Generally, corporate directors and officers will not be held individually liable for torts or crimes committed by the corporation solely by virtue of their status as corporate directors and officers. However, personal liability for corporate liability may attach when the individual’s conduct causes a violation of a law or regulation. A director or officer likely will be found personally liable for corporate torts where the director or officer actively participated or acquiesced in the commission of the tort. In many cases, a key issue is whether the director or officer was the “central figure” in a wrongful activity or scheme. Liability also may attach upon proof that the corporation was under the direction or control of the officer or director when the tort was committed. The degree of involvement in the tortious act often dictates whether a court will pierce the corporate veil and impose personal liability.
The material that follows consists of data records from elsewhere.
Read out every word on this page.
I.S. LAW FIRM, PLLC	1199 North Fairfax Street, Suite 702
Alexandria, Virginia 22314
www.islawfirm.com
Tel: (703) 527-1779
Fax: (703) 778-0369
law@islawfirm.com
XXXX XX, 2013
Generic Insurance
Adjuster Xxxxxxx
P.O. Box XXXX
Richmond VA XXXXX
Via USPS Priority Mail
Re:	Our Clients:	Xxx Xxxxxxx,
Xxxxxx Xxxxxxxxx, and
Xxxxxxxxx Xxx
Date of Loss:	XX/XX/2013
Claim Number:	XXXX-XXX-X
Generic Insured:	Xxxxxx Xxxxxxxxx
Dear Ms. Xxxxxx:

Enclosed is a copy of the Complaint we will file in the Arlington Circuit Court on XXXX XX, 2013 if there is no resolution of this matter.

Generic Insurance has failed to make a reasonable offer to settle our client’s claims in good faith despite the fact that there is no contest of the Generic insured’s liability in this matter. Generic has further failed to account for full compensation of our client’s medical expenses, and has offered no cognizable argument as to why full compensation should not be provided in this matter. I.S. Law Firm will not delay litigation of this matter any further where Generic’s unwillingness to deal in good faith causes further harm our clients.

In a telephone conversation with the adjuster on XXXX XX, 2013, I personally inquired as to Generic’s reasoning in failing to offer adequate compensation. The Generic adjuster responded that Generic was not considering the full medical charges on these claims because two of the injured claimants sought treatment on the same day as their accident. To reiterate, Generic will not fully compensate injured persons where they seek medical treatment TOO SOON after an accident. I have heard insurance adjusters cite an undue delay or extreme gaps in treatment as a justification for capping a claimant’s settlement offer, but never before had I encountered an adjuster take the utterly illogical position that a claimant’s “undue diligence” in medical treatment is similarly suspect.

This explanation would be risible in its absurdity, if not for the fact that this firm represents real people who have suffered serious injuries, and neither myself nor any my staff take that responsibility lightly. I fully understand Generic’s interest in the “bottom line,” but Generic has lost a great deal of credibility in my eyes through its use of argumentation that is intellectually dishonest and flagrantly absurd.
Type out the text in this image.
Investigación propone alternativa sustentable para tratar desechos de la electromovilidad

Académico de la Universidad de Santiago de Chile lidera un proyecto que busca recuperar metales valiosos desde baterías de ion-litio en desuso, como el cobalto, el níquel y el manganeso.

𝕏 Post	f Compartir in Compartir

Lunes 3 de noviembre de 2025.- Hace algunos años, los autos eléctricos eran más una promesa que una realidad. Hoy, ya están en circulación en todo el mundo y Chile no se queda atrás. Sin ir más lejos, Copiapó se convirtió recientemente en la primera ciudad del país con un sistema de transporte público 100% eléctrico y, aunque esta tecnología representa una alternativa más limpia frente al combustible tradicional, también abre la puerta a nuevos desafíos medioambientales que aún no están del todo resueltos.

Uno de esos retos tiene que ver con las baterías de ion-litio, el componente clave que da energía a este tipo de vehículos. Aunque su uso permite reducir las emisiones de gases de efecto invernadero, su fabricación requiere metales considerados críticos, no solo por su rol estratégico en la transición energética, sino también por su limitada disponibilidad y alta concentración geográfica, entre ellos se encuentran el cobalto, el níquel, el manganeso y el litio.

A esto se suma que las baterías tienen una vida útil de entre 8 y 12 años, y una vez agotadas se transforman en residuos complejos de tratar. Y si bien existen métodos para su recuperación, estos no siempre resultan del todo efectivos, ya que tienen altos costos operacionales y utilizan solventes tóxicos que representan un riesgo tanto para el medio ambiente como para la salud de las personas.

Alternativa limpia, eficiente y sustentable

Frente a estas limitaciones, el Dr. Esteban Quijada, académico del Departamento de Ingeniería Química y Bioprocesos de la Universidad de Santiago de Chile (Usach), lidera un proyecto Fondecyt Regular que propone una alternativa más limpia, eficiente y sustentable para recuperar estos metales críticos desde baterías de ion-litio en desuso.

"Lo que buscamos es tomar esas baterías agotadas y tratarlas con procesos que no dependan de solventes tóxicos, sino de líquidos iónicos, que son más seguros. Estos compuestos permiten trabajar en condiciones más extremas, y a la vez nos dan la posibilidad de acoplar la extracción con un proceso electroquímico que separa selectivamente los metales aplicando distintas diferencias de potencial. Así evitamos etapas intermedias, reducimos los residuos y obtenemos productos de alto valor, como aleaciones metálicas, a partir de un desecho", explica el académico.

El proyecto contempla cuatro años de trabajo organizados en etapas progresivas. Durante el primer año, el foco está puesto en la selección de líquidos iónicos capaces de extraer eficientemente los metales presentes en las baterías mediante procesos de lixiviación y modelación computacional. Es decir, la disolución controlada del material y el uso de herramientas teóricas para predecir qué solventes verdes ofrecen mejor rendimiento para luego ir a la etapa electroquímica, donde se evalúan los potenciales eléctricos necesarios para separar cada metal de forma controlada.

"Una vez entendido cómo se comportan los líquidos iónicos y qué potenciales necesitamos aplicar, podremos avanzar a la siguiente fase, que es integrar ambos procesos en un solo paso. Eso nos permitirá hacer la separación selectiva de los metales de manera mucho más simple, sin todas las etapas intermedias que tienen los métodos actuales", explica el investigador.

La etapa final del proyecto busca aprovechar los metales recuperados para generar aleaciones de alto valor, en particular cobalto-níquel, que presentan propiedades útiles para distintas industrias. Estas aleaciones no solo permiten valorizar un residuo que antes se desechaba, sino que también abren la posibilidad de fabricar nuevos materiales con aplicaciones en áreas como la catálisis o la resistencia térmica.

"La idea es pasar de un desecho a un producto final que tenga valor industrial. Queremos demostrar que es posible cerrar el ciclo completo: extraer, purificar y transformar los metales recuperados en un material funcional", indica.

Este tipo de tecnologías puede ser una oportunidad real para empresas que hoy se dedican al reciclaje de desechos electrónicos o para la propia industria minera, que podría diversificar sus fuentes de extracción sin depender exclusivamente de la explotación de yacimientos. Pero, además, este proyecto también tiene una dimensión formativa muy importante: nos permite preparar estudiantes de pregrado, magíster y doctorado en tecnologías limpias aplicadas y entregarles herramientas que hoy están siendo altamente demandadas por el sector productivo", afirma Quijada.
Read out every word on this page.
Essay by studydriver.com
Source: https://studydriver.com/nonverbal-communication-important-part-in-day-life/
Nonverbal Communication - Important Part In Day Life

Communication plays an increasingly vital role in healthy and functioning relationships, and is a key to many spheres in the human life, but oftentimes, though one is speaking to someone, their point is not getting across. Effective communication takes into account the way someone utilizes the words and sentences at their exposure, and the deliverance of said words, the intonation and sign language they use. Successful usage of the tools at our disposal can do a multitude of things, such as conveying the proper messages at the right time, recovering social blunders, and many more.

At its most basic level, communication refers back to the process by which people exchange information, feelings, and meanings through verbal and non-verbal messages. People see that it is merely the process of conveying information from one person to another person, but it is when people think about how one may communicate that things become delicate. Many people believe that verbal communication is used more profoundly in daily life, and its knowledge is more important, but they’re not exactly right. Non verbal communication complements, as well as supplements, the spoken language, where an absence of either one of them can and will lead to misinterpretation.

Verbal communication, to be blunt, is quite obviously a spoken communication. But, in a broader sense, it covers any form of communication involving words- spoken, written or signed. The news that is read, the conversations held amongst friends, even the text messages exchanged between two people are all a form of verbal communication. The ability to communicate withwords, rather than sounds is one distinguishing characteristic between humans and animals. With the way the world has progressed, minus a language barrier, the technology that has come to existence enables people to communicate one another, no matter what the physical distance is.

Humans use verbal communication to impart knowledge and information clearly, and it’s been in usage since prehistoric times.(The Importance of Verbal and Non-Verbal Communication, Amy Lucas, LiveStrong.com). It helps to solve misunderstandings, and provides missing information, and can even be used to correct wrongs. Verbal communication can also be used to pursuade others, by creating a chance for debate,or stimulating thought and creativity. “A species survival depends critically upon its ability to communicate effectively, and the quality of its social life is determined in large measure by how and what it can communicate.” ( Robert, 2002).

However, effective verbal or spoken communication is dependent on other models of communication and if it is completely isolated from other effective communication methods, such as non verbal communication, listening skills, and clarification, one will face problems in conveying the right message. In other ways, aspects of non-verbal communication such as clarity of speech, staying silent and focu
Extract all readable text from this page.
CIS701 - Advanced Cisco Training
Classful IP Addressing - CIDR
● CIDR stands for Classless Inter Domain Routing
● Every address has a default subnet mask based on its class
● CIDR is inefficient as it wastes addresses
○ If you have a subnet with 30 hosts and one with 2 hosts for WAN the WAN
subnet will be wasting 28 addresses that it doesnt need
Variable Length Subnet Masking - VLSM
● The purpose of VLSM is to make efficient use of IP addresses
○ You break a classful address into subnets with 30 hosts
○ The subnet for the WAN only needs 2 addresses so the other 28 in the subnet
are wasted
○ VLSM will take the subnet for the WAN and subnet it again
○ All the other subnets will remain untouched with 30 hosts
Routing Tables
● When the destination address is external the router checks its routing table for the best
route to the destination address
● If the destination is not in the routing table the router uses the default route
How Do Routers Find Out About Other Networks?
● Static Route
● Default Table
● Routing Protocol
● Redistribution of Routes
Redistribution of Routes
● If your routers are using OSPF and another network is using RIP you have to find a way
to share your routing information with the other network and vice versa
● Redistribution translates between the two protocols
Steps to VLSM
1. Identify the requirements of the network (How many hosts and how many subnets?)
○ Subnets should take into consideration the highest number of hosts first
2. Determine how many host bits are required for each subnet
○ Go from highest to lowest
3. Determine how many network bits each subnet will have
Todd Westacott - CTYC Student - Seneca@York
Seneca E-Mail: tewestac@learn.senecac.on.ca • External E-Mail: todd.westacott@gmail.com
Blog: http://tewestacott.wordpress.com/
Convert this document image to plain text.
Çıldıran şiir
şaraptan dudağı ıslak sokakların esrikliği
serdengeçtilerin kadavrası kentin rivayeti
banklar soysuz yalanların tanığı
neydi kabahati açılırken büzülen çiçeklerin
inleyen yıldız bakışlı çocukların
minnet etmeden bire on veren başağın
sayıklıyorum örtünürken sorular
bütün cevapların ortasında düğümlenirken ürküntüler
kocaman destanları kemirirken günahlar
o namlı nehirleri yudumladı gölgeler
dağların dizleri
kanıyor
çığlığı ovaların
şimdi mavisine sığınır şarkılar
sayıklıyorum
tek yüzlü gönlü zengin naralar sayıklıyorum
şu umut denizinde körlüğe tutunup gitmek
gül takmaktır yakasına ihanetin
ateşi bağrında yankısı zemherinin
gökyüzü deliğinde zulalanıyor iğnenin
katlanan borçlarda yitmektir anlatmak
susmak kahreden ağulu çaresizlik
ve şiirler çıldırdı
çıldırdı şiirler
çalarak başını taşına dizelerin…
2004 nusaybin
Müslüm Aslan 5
Another factor is whether the director or officer knew or had reason to know of the wrongful conduct or activity.
An officer can be held personally liable for injuries sustained by persons to whom the corporation owes a duty of care when the corporation has delegated that duty to the officer. In Texas, corporate officers were absolved of any personal liability for injuries sustained by company employees where the corporation was not functioning as the officers’ alter ego. Additionally, there was insufficient proof that the officers had breached the delegated duty of care other than the duty to provide the employees with a safe workplace.
A corporation can be held liable for torts and wrongful criminal acts committed by directors, officers, and employees who are acting within the scope of their corporate authority. There are numerous federal laws under which directors and officers may be held both criminally and civilly liable, such as the Racketeer Influenced and Corrupt Organizations Act and the Sherman Anti-Trust Act.